The United States could follow the lead of Britain, which commissioned a comprehensive report on overprescription and subsequently implemented a series of reforms, including updating clinical prescribing guidelines for the National Health Service and establishing a national audit program to monitor prescribers’ drug use.
Many people report withdrawal symptoms after reducing the dose or stopping an antidepressant. Symptoms can include “brain zaps,” which are shock-like sensations, flu-like symptoms, insomnia, nausea, and restlessness.
The prevalence and severity of these symptoms has been a matter of debate. In 2019, two British researchers published a study that found that 56 percent of patients experienced withdrawal symptoms when stopping antidepressants and that 46 percent of patients described their symptoms as severe.
Subsequent studies have found less widespread withdrawal symptoms. In 2024, after controlling for a placebo effect, a team of German researchers concluded that only about one in six people reported withdrawal symptoms and that a much smaller number, about 3 percent of patients, experienced severe withdrawal.
During his confirmation hearings last year, Mr. Kennedy claimed without evidence that SSRIs were partly responsible for the increase in school shootings and that they may be harder to quit than heroin. At Monday’s event, Mr. Kennedy reiterated that claim.

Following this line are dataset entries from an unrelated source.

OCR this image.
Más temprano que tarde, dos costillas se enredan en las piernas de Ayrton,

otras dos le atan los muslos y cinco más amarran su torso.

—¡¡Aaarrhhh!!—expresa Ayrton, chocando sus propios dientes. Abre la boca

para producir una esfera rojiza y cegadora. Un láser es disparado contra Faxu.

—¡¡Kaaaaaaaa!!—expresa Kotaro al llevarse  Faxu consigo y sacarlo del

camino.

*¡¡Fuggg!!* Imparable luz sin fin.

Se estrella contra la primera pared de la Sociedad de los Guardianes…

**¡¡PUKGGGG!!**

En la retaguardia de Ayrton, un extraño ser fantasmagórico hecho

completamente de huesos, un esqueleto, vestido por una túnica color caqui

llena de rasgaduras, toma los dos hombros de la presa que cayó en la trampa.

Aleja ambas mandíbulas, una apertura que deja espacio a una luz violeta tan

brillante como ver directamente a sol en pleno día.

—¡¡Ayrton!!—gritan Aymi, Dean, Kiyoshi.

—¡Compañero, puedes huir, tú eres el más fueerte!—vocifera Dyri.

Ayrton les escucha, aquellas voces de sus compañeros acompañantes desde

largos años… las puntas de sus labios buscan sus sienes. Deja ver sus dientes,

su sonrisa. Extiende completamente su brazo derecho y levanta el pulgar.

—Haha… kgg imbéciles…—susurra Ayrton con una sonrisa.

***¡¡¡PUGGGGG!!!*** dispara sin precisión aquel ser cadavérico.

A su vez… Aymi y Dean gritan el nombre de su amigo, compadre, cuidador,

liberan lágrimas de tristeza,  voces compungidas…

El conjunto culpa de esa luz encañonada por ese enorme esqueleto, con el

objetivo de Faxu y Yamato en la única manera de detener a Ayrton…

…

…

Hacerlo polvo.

“I happen to be a real expert because I was a heroin addict for 14 years and never wanted to be,” he said. “I kept coming out of it and then back in. I probably went through withdrawals 100 times,” he added. “You just have to prepare for 72 bad hours.”
He compared the experience to the ordeal of an unnamed family member who he said was “literally suicidal every day” when she went off an SSRI after taking it for several years. “It’s heartbreaking to hear from a family member,” he said. “And I’ve heard that from hundreds, hundreds of people, the same story over and over again.”
At the one-day summit, speakers advocated various steps to address the over-prescription of psychotropic drugs, such as: Examples include opting out of school-based mental health assessments, requiring written consent before starting medication and placing clearly visible cigarette-style warnings on packaging.
Laura Delano, an author and former psychiatric patient who founded Inner Compass, a nonprofit group that supports people quitting medications, described how she spent her teenage years “on two medications, then three, then four, then five,” leaving her in despair and numbed feelings.
Under Mr. Kennedy’s leadership, she said, she has seen the peer-led, grassroots effort to help patients get off medications grow into a powerful force, with supporters within the government.
“We are now becoming aware of the false promises of this industry called mental health,” Ms. Delano said. “The time for this deceptive mythology has run out. Our culture is now seeing through it. A few years ago, never in my wildest dreams could I have imagined that we would reach this tipping point.”